Líderes religiosos se reuniram em Assis para rezar pela paz



Líderes religiosos se reuniram em Assis para rezar pela paz
22 Setembro
2016
Escrito por: Elisandro Garcia - Com informações da Canção Nova e Rádio Vaticano.
Publicado em: Regional

Reunidos em Assis/Itália, na terça-feira, 20 de setembro, líderes de diferentes religiões buscaram encontrar os caminhos para que a humanidade tenha paz e sadia convivência em meio às diferenças. Cada líder expôs seu ponto de visão. O Papa Francisco, como chefe máximo da Igreja Católica, reafirmou o que disse em outras ocasiões: “o nome de Deus nunca pode justificar a violência”, e completou dizendo que só a paz é santa, mas a guerra não.

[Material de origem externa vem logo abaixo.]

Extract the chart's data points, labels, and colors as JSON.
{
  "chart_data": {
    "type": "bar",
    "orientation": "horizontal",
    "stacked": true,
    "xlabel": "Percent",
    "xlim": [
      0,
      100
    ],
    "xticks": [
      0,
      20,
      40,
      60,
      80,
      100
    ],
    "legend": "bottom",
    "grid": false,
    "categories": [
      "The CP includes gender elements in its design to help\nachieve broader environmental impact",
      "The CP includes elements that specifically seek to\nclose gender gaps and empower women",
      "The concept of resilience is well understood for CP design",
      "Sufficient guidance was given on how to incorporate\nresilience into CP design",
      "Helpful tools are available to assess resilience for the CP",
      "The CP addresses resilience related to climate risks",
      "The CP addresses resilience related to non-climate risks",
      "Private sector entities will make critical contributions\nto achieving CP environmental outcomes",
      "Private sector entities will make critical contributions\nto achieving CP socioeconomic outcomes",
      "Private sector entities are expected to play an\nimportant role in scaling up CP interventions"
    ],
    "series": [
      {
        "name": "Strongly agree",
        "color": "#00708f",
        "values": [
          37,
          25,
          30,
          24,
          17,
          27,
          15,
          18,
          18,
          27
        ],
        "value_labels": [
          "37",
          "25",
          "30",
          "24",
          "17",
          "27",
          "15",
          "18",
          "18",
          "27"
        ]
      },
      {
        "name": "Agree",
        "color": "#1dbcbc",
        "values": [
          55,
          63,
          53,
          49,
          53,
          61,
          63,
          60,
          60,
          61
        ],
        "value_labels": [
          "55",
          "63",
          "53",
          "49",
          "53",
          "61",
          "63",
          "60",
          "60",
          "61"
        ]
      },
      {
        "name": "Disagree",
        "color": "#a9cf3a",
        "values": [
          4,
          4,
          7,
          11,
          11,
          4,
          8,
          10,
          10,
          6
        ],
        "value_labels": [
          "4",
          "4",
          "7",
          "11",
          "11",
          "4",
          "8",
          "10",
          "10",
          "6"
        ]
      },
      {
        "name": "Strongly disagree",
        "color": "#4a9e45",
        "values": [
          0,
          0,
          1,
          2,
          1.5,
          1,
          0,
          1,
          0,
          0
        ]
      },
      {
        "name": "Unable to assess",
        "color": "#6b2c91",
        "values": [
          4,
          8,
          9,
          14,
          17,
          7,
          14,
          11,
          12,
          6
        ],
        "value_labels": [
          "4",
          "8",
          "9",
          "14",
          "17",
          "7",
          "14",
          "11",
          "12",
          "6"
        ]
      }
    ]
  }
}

Esta afirmação também foi reiterada por outros líderes, que também concordaram que qualquer forma de violência não representa a verdadeira natureza da religião, mas a sua deturpação que contribui para a sua destruição.

Durante seu discurso, o Papa foi interrompido muitas vezes pelos aplausos, inclusive quando denunciou um tipo de paganismo contemporâneo, o “paganismo da indiferença”.

Francisco disse que a indiferença é uma grande doença, “um vírus que paralisa, torna inertes e insensíveis; um morbo que afeta o próprio centro da religiosidade produzindo um novo e tristíssimo paganismo: o paganismo da indiferença”.

Depois o Papa recordou que os que buscam a paz não têm armas, mas acreditam na força “mansa e humilde da oração”. “Neste dia, a sede de paz fez-se imploração a Deus, para que cessem guerras, terrorismo e violências. A paz que invocamos, a partir de Assis, não é um simples protesto contra a guerra, nem é sequer «o resultado de negociações, de compromissos políticos ou de acordos econômicos, mas o resultado da oração”, afirmou.

Disse ainda que a oração e a vontade de colaborar comprometem a uma paz verdadeira, não ilusória: “não a tranquilidade de quem esquiva as dificuldades e vira a cara para o lado, se os seus interesses não forem afetados; não o cinismo de quem se lava as mãos dos problemas alheios; não a abordagem virtual de quem julga tudo e todos no teclado dum computador, sem abrir os olhos às necessidades dos irmãos nem sujar as mãos em prol de quem passa necessidade”.

Por fim, Francisco exortou que os chefes religiosos têm a obrigação de ser “pontes sólidas de diálogo, mediadores criativos de paz”. E dirigindo-se aos líderes das nações, pediu-lhes, em nome das religiões, que não se cansem de procurar e promover caminhos de paz, olhando para além dos interesses de parte e do momento.

“Não caiam no vazio o apelo de Deus às consciências, o grito de paz dos pobres e os anseios bons das gerações jovens”, concluiu o Santo Padre.

Logo que chegou, o Papa deslocou-se ao Sacro Convento de Assis, onde já estavam o Patriarca Ecuménico de Constantinopla, Bartolomeu I, o Arcebispo de Canterbury, Justin Welby, o Patriarca Sirio-Ortodoxo de Antioquia, Efrem II, além de um representante da religião hebraica, do Islão e o Chefe Supremo do Budismo Tendai (Japão).

Todos juntos chegaram ao Claustro de Sisto IV, onde já estavam presentes os representantes das Igrejas e das religiões mundiais e os bispos da região italiana da Úmbria. Houve um almoço comum no refeitório do convento, com a participação de algumas vítimas de guerras. O encontro também contou com a participação de agraciados com o Prêmio Nobel da Paz.